- Top court urged that parliament bring in separate law against mob killing
- No citizen can take the law into their hands, the Supreme Court said
- Petitions sought to check violence by cow vigilante groups
On mob killings in the name of cow protection, the Supreme Court today said no citizen can take the law into their hands and the government must act. "It is the state's duty to ensure order and prevent mobocracy," the court said today.
"In case of fear and anarchy, the state has to act positively. Violence can't be allowed," said Chief Justice of India Dipak Misra, leading a three-judge bench. "Horrendous acts of mobocracy cannot be allowed to become a new norm and has to be curbed with iron hands," the court said
Putting out "preventive, remedial and punitive" guidelines to prevent such mob attacks by self-styled cow protectors, the Supreme Court urged that parliament bring in a separate law against lynching.

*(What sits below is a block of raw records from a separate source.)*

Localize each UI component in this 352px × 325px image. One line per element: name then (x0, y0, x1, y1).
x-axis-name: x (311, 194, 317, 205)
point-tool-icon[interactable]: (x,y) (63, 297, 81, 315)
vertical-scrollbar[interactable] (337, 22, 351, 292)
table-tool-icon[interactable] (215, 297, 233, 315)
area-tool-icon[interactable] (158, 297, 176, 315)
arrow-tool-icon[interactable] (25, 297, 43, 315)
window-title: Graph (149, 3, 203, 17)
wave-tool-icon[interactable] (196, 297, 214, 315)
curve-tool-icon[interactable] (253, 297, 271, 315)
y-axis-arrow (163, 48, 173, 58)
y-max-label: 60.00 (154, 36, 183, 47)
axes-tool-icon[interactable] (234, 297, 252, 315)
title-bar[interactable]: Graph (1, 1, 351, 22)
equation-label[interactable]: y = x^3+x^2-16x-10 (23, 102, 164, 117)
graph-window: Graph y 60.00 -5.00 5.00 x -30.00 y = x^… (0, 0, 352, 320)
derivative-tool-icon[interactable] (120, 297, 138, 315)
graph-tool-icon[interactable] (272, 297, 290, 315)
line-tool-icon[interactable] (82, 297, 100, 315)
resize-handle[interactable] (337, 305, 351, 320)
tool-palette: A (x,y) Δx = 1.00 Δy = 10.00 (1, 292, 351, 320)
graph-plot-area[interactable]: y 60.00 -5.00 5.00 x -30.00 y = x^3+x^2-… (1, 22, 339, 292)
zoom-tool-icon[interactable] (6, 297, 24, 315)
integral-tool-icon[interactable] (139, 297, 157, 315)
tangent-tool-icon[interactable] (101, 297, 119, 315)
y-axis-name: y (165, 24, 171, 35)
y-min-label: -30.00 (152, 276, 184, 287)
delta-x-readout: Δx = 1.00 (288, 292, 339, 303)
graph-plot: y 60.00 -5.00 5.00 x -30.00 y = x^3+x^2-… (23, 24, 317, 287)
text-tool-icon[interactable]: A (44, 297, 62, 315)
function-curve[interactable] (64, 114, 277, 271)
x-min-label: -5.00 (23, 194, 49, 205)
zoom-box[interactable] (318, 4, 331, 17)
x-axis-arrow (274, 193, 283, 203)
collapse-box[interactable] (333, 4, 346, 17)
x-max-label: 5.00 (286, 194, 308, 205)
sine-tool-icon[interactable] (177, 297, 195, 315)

The top court also asked the states and Union Territories to come back with a compliance report in four weeks.
The bench asked the legislature to consider enacting a new penal provision to deal with mob violence and provide deterrent punishment to offenders.
The court has ruled on petitions including those by social activist Tehseen Poonawalla and Tushar Gandhi, great grandson of Mahatma Gandhi, seeking to check violence by cow vigilante groups.
Tushar Gandhi had also filed a contempt plea on some states, accusing them of not enforcing the earlier orders of the court. The Supreme Court has posted the petitions for further hearing on August 28.
The court had earlier said that violence by any vigilante group had to be curbed, after its attention was drawn to the violence in Maharashtra, where five people were beaten to death by a mob of villagers following WhatsApp rumours of kidnappers prowling the area.